Thursday, October 30, 1975
9 PM. It’s been a good day.
Dad just came in, to show me the responses he got to his ad, which has been running in the Times Business Opportunities section. He advertised for a partner, with working capital, for a men’s wear firm that’s been established fifty years and whose partner is retiring.
He got about six or seven letters, all from Jewish men in the metropolitan area; most were very brief, and I think he’ll contact only two or three of these men.
I wonder just what the economic situation is going to be; yesterday, the day of Ford’s speech, was the anniversary of the ’29 stock market crash. No one knows what the effects of default will be. Today’s Daily News headline was a classic: FORD TO CITY: DROP DEAD.
Yesterday it hit 78° and I went out in a short-sleeved shirt over to visit Gary, who said he’s been having a lot of hassles with his father, who’s been “on the rampage” lately. When Gary’s father came in, he was friendly to me but didn’t say a word to Gary.
Gary’s really getting tight with Prof. Davidson at Columbia, and I have no doubt Gary will be a success in the academic world: it’s gratifying for me as a friend, and also because I’m making the same toeholds as Gary.

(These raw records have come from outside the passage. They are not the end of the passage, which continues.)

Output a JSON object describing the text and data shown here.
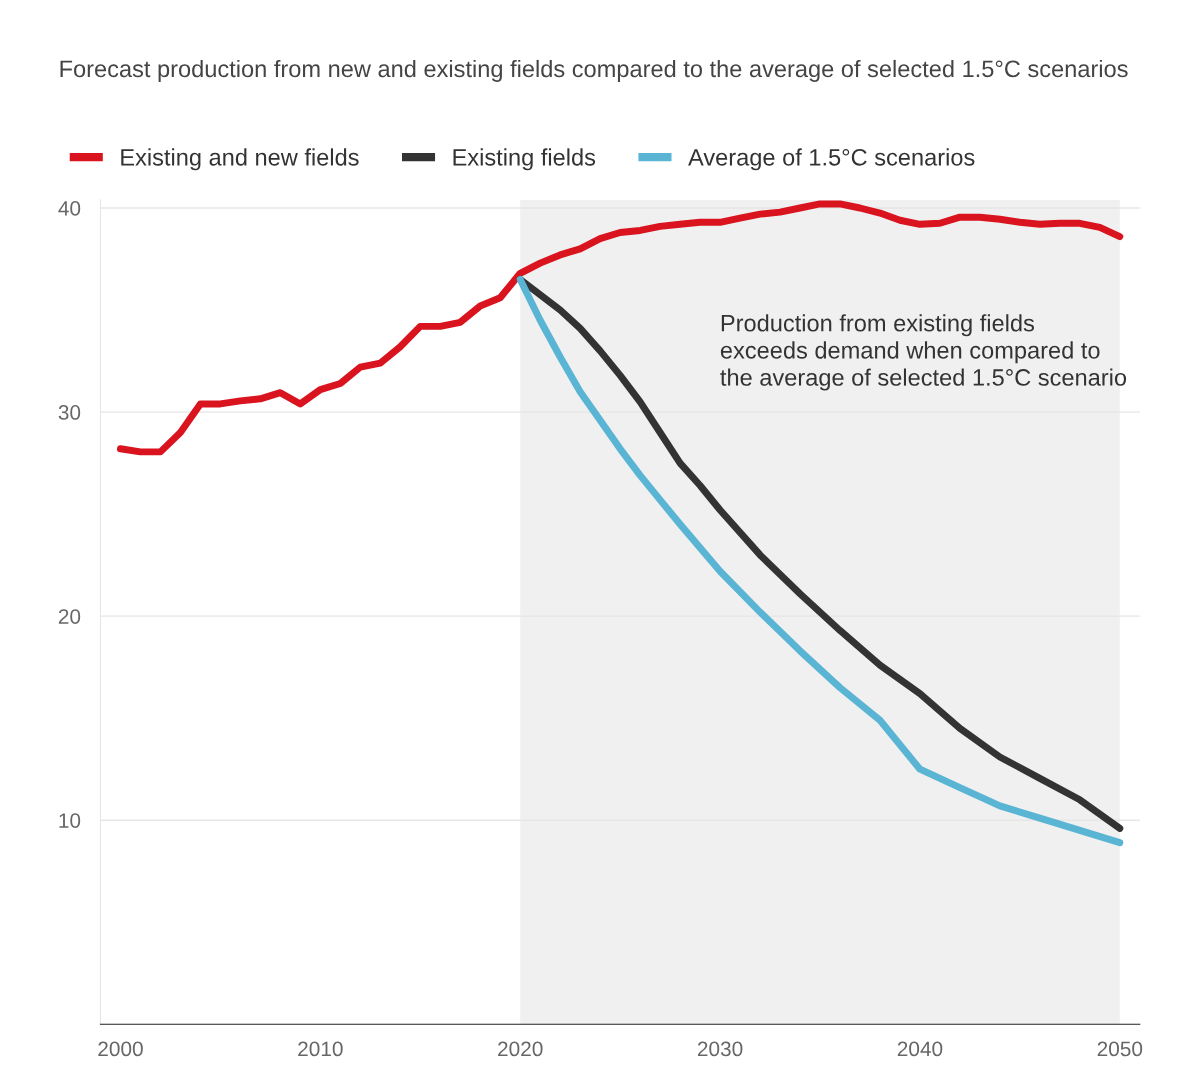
{
  "chart_data": {
    "type": "line",
    "title": "Forecast production from new and existing fields compared to the average of selected 1.5°C scenarios",
    "series": [
      {
        "name": "Existing and new fields",
        "color": "#d9141e",
        "x": [
          2000,
          2001,
          2002,
          2003,
          2004,
          2005,
          2006,
          2007,
          2008,
          2009,
          2010,
          2011,
          2012,
          2013,
          2014,
          2015,
          2016,
          2017,
          2018,
          2019,
          2020,
          2021,
          2022,
          2023,
          2024,
          2025,
          2026,
          2027,
          2028,
          2029,
          2030,
          2031,
          2032,
          2033,
          2034,
          2035,
          2036,
          2037,
          2038,
          2039,
          2040,
          2041,
          2042,
          2043,
          2044,
          2045,
          2046,
          2047,
          2048,
          2049,
          2050
        ],
        "values": [
          28.2,
          28.05,
          28.05,
          29.0,
          30.4,
          30.4,
          30.55,
          30.65,
          30.95,
          30.4,
          31.1,
          31.4,
          32.2,
          32.4,
          33.2,
          34.2,
          34.2,
          34.4,
          35.2,
          35.6,
          36.8,
          37.3,
          37.7,
          38.0,
          38.5,
          38.8,
          38.9,
          39.1,
          39.2,
          39.3,
          39.3,
          39.5,
          39.7,
          39.8,
          40.0,
          40.2,
          40.2,
          40.0,
          39.75,
          39.4,
          39.2,
          39.25,
          39.55,
          39.55,
          39.45,
          39.3,
          39.2,
          39.25,
          39.25,
          39.05,
          38.6
        ]
      },
      {
        "name": "Existing fields",
        "color": "#333333",
        "x": [
          2020,
          2022,
          2023,
          2024,
          2025,
          2026,
          2027,
          2028,
          2029,
          2030,
          2032,
          2034,
          2036,
          2038,
          2040,
          2042,
          2044,
          2046,
          2048,
          2050
        ],
        "values": [
          36.5,
          35.0,
          34.1,
          33.0,
          31.8,
          30.5,
          29.0,
          27.5,
          26.4,
          25.2,
          23.0,
          21.1,
          19.3,
          17.6,
          16.2,
          14.5,
          13.1,
          12.05,
          11.0,
          9.6
        ]
      },
      {
        "name": "Average of 1.5°C scenarios",
        "color": "#5ab4d4",
        "x": [
          2020,
          2021,
          2022,
          2023,
          2024,
          2025,
          2026,
          2027,
          2028,
          2030,
          2032,
          2034,
          2036,
          2038,
          2040,
          2042,
          2044,
          2046,
          2048,
          2050
        ],
        "values": [
          36.5,
          34.5,
          32.7,
          31.0,
          29.6,
          28.2,
          26.9,
          25.7,
          24.5,
          22.2,
          20.2,
          18.3,
          16.5,
          14.9,
          12.5,
          11.6,
          10.7,
          10.1,
          9.5,
          8.9
        ]
      }
    ],
    "bands": [
      {
        "axis": "x",
        "from": 2020,
        "to": 2050,
        "color": "#f0f0f0"
      }
    ],
    "annotations": [
      "Production from existing fields\nexceeds demand when compared to\nthe average of selected 1.5°C scenario"
    ],
    "xlim": [
      1999,
      2051
    ],
    "xticks": [
      2000,
      2010,
      2020,
      2030,
      2040,
      2050
    ],
    "ylim": [
      0,
      40.4
    ],
    "yticks": [
      10,
      20,
      30,
      40
    ],
    "grid": "y",
    "legend": "top left",
    "marker": "none",
    "line_style": "solid"
  }
}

As I was leaving, Gary was going to work for the butcher and then spend the evening at Betty’s in Flushing. Betty really sounds like a good person; she works at Queens College, paints, and tells dirty jokes. She sent Gary a friendship card and is painting his portrait for his birthday.

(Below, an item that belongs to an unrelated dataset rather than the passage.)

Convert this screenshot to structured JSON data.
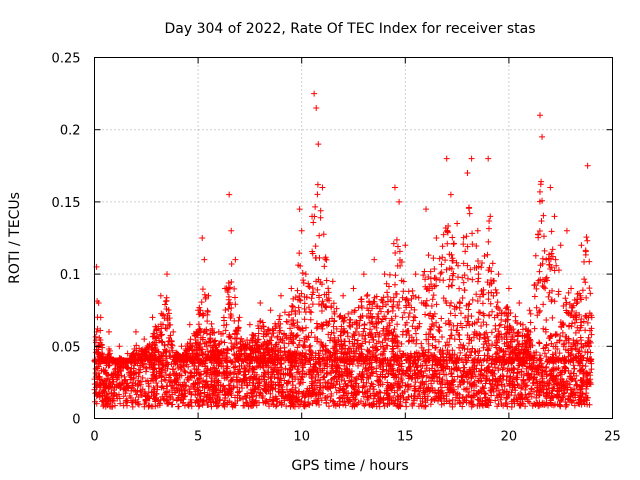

I’m envious, but not envious enough of them to the point where I’m not happy for Gary. Hey, I like me because I actually feel that way! It’s nice seeing that you’re actually a person every once in a while.
Last evening’s History of the English Language course was pleasant, and I enjoyed myself as I always do in Murphy’s class. On the way home, I had a nice talk with Glen, who said he feels school isn’t important and wants to get involved in fighting hunger and fascism.
That made me realize how conservative I’ve become over the years. In my early college days, I was ready to battle for any cause except myself. Now I’ve become selfish, and happier; I couldn’t change the world, but I did change me.
This morning was a stark contrast to yesterday: clouds and a 40° chill. I ran into Dr. Farber in the elevator again, just as I dreamed I had last night.
At 9 AM, I was in front of my classroom at my desk – and not one student was there. By 9:15 AM, there were three students, and eventually most everyone showed up. I guess they all felt the way I did this morning: they looked outside and wanted to just stay in bed all day, and then thought the better of it.
Teaching a lesson on verbs, I was in pretty good form; I’m completely at ease in front of my class now. I really do like them, and it surprises me. I’m sure that they can tell I’m smart: I’ve always got a wide range of facts and ideas I can produce at a moment’s notice. But I don’t show off.
Billy Masters, the white kid in the wheelchair, told me that yesterday he drove to his father’s house in Pennsylvania, where it was snowing. Tuesday is Election Day, so LIU will be closed, and thus I won’t meet with my class until a week from today.
Back home, I did my exercises, ate lunch, read, watched soap operas and picked up Marc, who finishes school at TCI next month.
In the Fiction Workshop, we went over two stories by Denis which were absolutely awful: obscure, wordy and completely confusing. Surprisingly, Baumbach liked one of the stories, but he’s always a sucker for the surrealistic.
Sharon, Simon and I detested them and said so, and when the four of us went to the Pub after class, Denis was a little pissed at us. But it turned out to be the nicest dinner we’ve had lately: all the vibrations were right, and we were getting along so well, talking about writing and theater and astrology.
Afterwards, I drove Simon to his shrink and took Sharon home; on the way, we had an absolutely marvelous conversation about soap operas and their narratives.